Maybe for this group, we ask “when was the last time a brand or company impressed you and why?” Maybe the company comped a deal, maybe a brand offers extraordinary service, maybe the answer may have to do with an overall branding strategy that includes good PR and then we can reply, “that’s what we do.” But I don’t know many 5th graders, so not sweating it.
2) We do need to make the meaning of PR more transparent, less oblique. It’s not a bad thing, because the barrier to me is the talent and ability to do it right, to do it well. Not everyone can be a copywriter, design ads, plan commercials, or orchestrate complicated media buys; those concepts aren’t clear but they aren’t vague to the layperson who at least ‘gets’ a little about advertising.
Public relations practitioners can write well, research and identify stories that others can’t; just met with some reporters a couple weeks ago, one mentioned that in a general interview w/ a biz exec it wasn’t until the END of the meeting that he let slip something good, something really newsworthy. Now it was a deal that maybe needed to be under wraps for a while but it also hinted at me that maybe this company needed some media and PR training per so many of these definitions that cover ‘story telling’ and how PR uses that to communicate.
We can identify the different audiences important to a company, how to communicate effectively with employees and investors, how to manage a crisis, how the HR team needs to work with sales, with support, with customer service, which brings me to:
3) We do need to play nice with the other kids in the sandbox. Integration is one of my schticks so while I don’t like defining PR against other aspects of the marketing mix, I don’t mind putting it in context that strategically integrated PR works to support branding, advertising, social media and other promotional activities to help companies communicate with their target audiences. In terms of publicity, it’s earned vs. paid for media; maybe it’s data mining the R&D or customer support departments, figuring out how high the referral rates are, what a great story that is to tell and how it’s best to tell it: ads, social media, events, etc.
I’ve written one post on this, kinda come back to making it relatable. I asked for examples – something in context that yes friends and family can ‘get’ and that clients can understand and appreciate, per their business goals and objectives – but at the end of the day what matters most to me is that:
I know what GOOD PR is.
I k now how to do my job well.
I can effectively educate my clients on what PR is and is not.
I know when the definition of PR is obfuscated or trivialized in the media, it is important to address the error, correct it.
FWIW
davinabrewer says
Hmm.. stand by all of this except the 3rd of the closing bullets: I really do work hard to educate and effectively communicate what PR is, what it is not, what it can/can’t do. But honestly, I am not always successful.
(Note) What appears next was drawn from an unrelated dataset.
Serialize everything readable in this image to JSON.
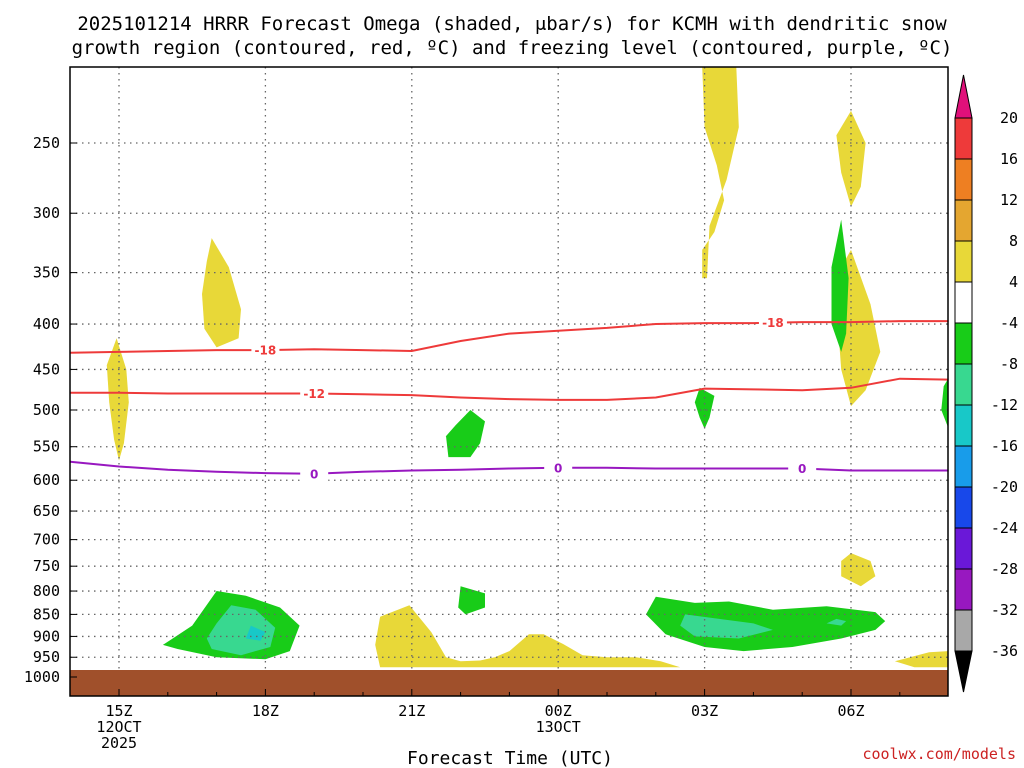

I don’t always push through to more C-level counseling, how PR is a part of the overall business plan and how it serves not just communications and marketing objectives, but that PR can play an integral role in achieving the business strategies as well. Working on it.
Soulati says
OK, so what are you saying? You’re taking back what you wrote in the first place?? Thanks for your guest post today!
davinabrewer says
No just qualifying that one bullet point. You’re welcome.
Gini Dietrich says
I love Davina’s point of asking a person what a company has done recently that impressed them…that’s what we do. I was in a new business meeting yesterday and the prospect kept saying, “But when do you talk about the PR side of things?” I finally said, “Are you expecting us to talk about publicity?” She said, “YES! When do I get my interview with the Wall Street Journal?”
I said, “Publicity is a teeny, tiny part of what we do” and I demonstrated with a barely visible gap between my thumb and forefinger. She said, “Well, what else do you do?”
And that’s when the real conversation began and we were really able to understand what they wanted to achieve, outside of publicity.
It’s great that we want to redefine what we do, but until there is a universal way of explaining it and there is something tangible (like media relations) to point to, it’s going to continue being an uphill battle.
Jenn Whinnem says
Gini – I love this. Thanks for a great example.
davinabrewer says
Missed this earlier Gini, my total bad. Tangible, relatable examples are what I called for in my blog post on this. It’s the ads and direct mail and sales calls, people know that. Someone comment on your blog about the behind-the-scenes nature of PR, heard but not seen.. which is the problem. It’s like people only knowing what a company or govt. agency does when they make a mistake b/c the mistakes are public, successes private. IDK… My sister has a story about how her Otter box saved her iPhone. In the street. At the airport. In the rain. She keeps meaning to write that in to the company but in the meantime, she tells people about it when talking about the case. IMO that’s good PR. FWIW.